IMF: U.S. facing a recession


One official said the projections were ‘unduly pessimistic.’

WASHINGTON (AP) — The United States is headed for a recession, dragging world economic growth down along with it, the International Monetary Fund concluded in a sobering new forecast Wednesday that underscored the damage inflicted from the housing and credit debacles.

The IMF’s World Economic Outlook served as a reminder of just how swiftly economic and financial fortunes in the United States and beyond can unravel, affecting people, investors and businesses around the globe. The fund slashed growth projections for the United States — the epicenter of the woes — and for the world economy. The fragile state of affairs greatly raises the odds that the global economy could fall into a slump, the IMF said.

Financial problems that erupted in August 2007 “spread quickly and unpredictably” and caused “extensive damage,” the IMF said. It described the financial shock as the biggest “since the Great Depression.”

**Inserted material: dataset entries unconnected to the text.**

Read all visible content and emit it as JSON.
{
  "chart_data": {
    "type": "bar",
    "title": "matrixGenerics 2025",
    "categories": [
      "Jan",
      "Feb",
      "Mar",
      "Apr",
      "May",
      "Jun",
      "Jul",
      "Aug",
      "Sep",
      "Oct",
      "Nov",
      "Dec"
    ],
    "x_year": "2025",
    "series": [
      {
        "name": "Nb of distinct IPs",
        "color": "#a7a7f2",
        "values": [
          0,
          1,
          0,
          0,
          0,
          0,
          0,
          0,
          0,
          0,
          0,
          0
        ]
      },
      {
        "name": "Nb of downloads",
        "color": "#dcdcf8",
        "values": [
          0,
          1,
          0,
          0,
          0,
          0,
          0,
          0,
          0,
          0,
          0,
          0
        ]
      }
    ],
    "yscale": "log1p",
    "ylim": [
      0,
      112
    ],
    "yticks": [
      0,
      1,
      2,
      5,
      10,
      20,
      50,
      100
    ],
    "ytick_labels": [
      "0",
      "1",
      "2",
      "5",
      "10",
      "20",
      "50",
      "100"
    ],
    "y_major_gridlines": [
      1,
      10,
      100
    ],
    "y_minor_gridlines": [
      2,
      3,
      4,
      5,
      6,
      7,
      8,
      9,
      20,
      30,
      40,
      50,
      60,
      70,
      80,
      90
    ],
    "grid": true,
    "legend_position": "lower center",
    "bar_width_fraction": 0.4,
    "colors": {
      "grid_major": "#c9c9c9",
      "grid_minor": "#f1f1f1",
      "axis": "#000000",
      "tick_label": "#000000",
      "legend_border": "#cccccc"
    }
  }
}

Economic growth in the United States is expected to slow to a crawl of just 0.5 percent this year, which would mark the worst pace in 17 years, when the country had suffered through a recession. The United States won’t fare much better next year; the IMF projected the U.S. economy will grow by a feeble 0.6 percent in 2009, when measured by an annual average.

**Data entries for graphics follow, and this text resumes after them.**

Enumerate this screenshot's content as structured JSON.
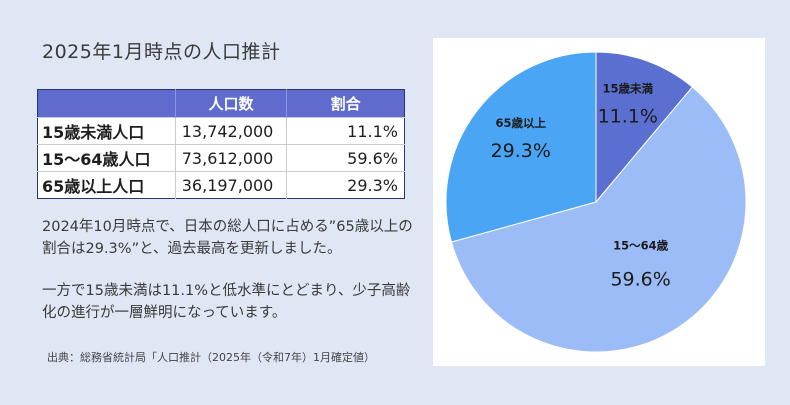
{
  "title": "2025年1月時点の人口推計",
  "table": {
    "headers": [
      "",
      "人口数",
      "割合"
    ],
    "rows": [
      {
        "label": "15歳未満人口",
        "population": "13,742,000",
        "ratio": "11.1%"
      },
      {
        "label": "15～64歳人口",
        "population": "73,612,000",
        "ratio": "59.6%"
      },
      {
        "label": "65歳以上人口",
        "population": "36,197,000",
        "ratio": "29.3%"
      }
    ]
  },
  "paragraph1": "2024年10月時点で、日本の総人口に占める”65歳以上の割合は29.3%”と、過去最高を更新しました。",
  "paragraph2": "一方で15歳未満は11.1%と低水準にとどまり、少子高齢化の進行が一層鮮明になっています。",
  "source": "出典：総務省統計局「人口推計（2025年（令和7年）1月確定値）",
  "chart_data": {
    "type": "pie",
    "slices": [
      {
        "name": "15歳未満",
        "value": 11.1,
        "label": "11.1%",
        "color": "#5b6fd0"
      },
      {
        "name": "15～64歳",
        "value": 59.6,
        "label": "59.6%",
        "color": "#9bbcf7"
      },
      {
        "name": "65歳以上",
        "value": 29.3,
        "label": "29.3%",
        "color": "#4aa6f5"
      }
    ]
  }
}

“The U.S. economy will tip into a mild recession in 2008 as the result of mutually reinforcing cycles in the housing and financial markets,” the IMF said.

David McCormick, the Treasury Department’s point person on international affairs, called the IMF’s projections “unduly pessimistic.”

Many private economists and members of the U.S. public believe the country has already fallen into its first recession since 2001. For the first time, Federal Reserve Chairman Ben Bernanke acknowledged last week that a recession was possible.

An increasing number of analysts think the U.S. economy, which grew by 2.2 percent in 2007, started shrinking in the first three months of this year and is still contracting. Under one rough rule, if the economy contracts for six straight months it is considered to be in a recession. A panel of experts at the National Bureau of Economic Research that determines when U.S. recessions begin and end, however, uses a broader definition, taking into account income, employment and other barometers.

McCormick resisted using the word recession to describe the U.S. economy. “I don’t think it matters what you call it right now. ... It’s clear, the U.S. is suffering through a significant downturn in its growth,” he said.

When the IMF projected U.S. economic growth using another measure — comparing activity in the fourth quarter of one year with the previous year — the country’s economy would shrink 0.7 percent this year, said the IMF’s chief economist Simon Johnson. By that measure, the economy would grow by a lackluster 1.6 percent in 2009, he added.

Given the problems of the United States — the world’s largest economy— the performance of the global economy also will be strained.

The IMF now expects the world economy, which grew by a robust 4.9 percent last year, to slow sharply. The fund is projecting the global economy to grow by 3.7 percent this year and 3.8 percent next year.

There’s a risk that things could turn worse, it cautioned.